Account security & who can see what

Your Xerish account touches money, so it's worth a few minutes to lock it down and to understand exactly what each teammate can access.

What it's for

To keep your account, your gifts, and your givers' trust safe — and to make sure the right people on your team have the right access, no more and no less.

How it works

• Owner vs team. Every organization has one owner with full control, including the Financial Center (the money screen) and Stripe connection.
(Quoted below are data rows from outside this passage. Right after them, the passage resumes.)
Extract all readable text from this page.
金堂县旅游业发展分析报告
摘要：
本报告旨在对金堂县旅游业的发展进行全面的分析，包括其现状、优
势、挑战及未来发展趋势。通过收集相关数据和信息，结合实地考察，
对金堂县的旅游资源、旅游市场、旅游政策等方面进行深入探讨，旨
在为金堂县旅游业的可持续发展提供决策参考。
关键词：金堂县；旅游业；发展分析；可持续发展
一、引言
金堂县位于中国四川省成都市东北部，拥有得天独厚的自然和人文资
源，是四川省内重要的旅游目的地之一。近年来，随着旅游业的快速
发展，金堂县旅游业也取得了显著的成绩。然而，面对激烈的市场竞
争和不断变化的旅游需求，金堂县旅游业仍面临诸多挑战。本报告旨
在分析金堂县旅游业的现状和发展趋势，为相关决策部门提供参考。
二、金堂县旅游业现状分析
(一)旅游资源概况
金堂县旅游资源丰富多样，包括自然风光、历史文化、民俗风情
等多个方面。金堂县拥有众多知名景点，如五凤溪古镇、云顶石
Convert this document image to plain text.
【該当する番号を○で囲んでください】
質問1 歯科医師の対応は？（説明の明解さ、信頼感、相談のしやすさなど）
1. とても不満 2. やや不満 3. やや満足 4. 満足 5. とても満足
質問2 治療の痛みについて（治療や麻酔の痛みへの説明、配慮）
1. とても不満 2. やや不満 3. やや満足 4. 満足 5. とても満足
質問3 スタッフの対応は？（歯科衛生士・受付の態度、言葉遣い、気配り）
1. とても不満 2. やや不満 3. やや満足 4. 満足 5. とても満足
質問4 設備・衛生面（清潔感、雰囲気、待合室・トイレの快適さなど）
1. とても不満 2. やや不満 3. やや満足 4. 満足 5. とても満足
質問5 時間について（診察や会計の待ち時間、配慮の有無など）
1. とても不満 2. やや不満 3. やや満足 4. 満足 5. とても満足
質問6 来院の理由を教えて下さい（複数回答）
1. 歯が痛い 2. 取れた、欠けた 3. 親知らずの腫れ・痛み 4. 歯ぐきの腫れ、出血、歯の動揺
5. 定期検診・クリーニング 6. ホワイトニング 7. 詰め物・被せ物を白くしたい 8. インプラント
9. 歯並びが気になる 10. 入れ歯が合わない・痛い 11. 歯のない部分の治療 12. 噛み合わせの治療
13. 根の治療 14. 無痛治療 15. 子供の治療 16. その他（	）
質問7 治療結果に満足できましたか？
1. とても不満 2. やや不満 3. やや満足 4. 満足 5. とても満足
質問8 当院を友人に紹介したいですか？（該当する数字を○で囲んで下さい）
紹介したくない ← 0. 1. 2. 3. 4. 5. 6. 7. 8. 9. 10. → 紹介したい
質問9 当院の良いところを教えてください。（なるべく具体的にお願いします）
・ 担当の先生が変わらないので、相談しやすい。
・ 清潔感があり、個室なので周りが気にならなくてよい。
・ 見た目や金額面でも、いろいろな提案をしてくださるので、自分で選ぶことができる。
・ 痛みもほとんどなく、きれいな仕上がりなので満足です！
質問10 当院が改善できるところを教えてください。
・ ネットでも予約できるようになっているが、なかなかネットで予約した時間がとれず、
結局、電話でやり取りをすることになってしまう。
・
Additional team members are granted access to specific areas only.
• Area permissions. Roles are scoped by area — content, prayer, partnerships, and so on. A teammate added to manage posts does not automatically see financial data. Grant the narrowest access that lets each person do their job.
• Financial data is owner-gated. The Storehouse wallet breakdown and grant history load only for the owner; they are not visible to general team members or to the public.
• Sign-in hygiene. Use a strong, unique password and keep your recovery email current. Treat your login like access to your bank, because it partly is.

Governing limitations

• One owner controls money and Stripe. Transferring ownership or connecting a different bank is an owner-only action.
• Permissions are additive and explicit. A team member sees only the areas they've been granted — nothing is shared by default.
• Removing access is immediate. When someone leaves, remove them from your team so their access ends at once.

Good to know

• Review your team list periodically and prune anyone who no longer needs access.
• If you suspect your account is compromised, change your password immediately and contact support.
• For the full breakdown of each role and area, see "Team members, roles & area permissions."